More broadly, we reviewed the “Broadening the Domain Name Space: Adding TLDs for Cities and Regions” panel at the U.N. sponsored Internet Governance Forum (IGF) in Rio De Janeiro last November, and panelist Sebastian Bacholet’s preview of the internationalization study initiated by developers of the .nyc, .berlin, and .paris TLDs at the ICANN Los Angeles meeting. We indicated that this first research effort presages many similar opportunities and a role for coordination and sharing among cities. As well, it points to the need for a more formal position for cities in ICANN’s oversight processes. We noted that urban areas are now home to more than 50% of the world’s population and consume 75% of its resources and that the initiation of city-TLDs provides an opportunity to address the sustainability issue.

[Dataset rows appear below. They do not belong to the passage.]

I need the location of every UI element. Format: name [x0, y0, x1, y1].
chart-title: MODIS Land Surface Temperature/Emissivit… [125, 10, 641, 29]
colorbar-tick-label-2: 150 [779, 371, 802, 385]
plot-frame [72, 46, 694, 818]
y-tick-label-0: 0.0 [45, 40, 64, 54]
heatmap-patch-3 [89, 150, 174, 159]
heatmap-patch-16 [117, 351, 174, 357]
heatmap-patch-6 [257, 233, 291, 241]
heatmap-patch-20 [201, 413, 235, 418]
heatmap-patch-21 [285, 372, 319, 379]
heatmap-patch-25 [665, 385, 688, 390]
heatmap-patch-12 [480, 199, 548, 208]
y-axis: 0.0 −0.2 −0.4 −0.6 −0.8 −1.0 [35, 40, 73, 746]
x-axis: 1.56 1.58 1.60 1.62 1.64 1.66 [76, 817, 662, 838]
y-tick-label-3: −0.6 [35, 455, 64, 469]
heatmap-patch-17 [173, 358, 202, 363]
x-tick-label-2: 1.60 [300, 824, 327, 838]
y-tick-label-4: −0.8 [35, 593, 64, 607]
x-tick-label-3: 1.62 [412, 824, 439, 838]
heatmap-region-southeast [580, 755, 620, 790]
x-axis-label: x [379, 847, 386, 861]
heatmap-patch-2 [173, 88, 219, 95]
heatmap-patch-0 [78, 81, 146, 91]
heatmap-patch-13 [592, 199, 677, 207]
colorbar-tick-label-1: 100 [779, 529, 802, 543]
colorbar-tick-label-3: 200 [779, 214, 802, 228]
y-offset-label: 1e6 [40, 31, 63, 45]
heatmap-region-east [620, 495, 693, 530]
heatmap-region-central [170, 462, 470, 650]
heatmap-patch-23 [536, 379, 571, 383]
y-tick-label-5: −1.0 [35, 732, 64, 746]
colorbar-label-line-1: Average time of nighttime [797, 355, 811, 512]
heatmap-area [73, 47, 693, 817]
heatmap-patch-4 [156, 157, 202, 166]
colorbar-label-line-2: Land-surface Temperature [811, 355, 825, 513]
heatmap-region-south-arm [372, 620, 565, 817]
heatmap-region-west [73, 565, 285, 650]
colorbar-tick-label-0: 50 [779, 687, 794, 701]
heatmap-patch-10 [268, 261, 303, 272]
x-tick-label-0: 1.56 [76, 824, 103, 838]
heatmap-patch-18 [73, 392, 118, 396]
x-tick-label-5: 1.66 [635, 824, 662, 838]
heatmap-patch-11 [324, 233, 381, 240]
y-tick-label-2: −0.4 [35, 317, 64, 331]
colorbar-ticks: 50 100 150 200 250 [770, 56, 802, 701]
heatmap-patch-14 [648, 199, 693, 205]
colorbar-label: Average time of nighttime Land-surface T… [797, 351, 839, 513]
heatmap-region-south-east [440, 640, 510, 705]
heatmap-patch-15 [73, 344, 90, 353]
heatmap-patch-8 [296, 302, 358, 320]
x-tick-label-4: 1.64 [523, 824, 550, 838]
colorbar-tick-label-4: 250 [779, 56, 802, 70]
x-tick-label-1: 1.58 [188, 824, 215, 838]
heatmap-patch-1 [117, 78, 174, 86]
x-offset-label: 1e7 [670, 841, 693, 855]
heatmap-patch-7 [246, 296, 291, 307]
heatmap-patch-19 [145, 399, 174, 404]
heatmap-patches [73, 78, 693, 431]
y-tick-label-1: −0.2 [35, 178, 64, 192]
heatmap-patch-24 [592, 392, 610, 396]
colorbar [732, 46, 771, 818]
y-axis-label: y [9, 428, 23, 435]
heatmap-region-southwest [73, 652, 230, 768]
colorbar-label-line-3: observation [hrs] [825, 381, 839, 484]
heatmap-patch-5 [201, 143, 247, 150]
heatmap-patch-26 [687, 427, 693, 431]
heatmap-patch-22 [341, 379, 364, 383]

See the full comments. (Commons photo courtery of robertcz.)

Filed February 17th, 2008 under Oversight, NTIA, ICANN, Governance

hex-clock.jpg The ICANN published a revised schedule for the new global-TLD issuance process on the first day of its tri-annual meeting underway in New Delhi (February 11). The new schedule is presented on slide 19. The full 20 slide presentation is available here. (Note: RFP = Request for Proposals):

  • Feb – May Aspects of RFP published: base agreement; dispute standards and process; technical standard; confusingly similar algorithm/standards
  • Apr-Jun Board approves recommendations (staff target)
  • 15 Jun Draft RFP published
  • 1 Aug Communications effort launched
  • 15 Aug Final DRP in place (accepting middle risk)
  • ~16 Sept RFP amended/posted after synthesizing public comment
  • Oct Board approves final RFP / implementations plan Actual RFP posted – open for 90 days

A few observations.

First, while they did not admit to any delays, the posted schedule is very tight. My recollection from the Los Angeles meeting was that the draft RFP was to be published in February. Now they’ve got pieces of it posted from February through May. Perhaps this is an effective way to move the process forward and provide an opportunity to direct a focus on the different parts. But is there slippage?

Next, I like the “staff target” comment on the Apr-June period. Seems the staff is putting some pressure on the ICANN board. Go staff!

But in the end they still manage to present ICANN as prepared to receive proposals before the end of the year - December 30. Tight as a tick!

The end goal is new TLDs, not speed. We’ve waited 10 years for this process to evolve, let’s not rush the last few details. (Commons Hexadecimal Clock photo courtesy of adactio.)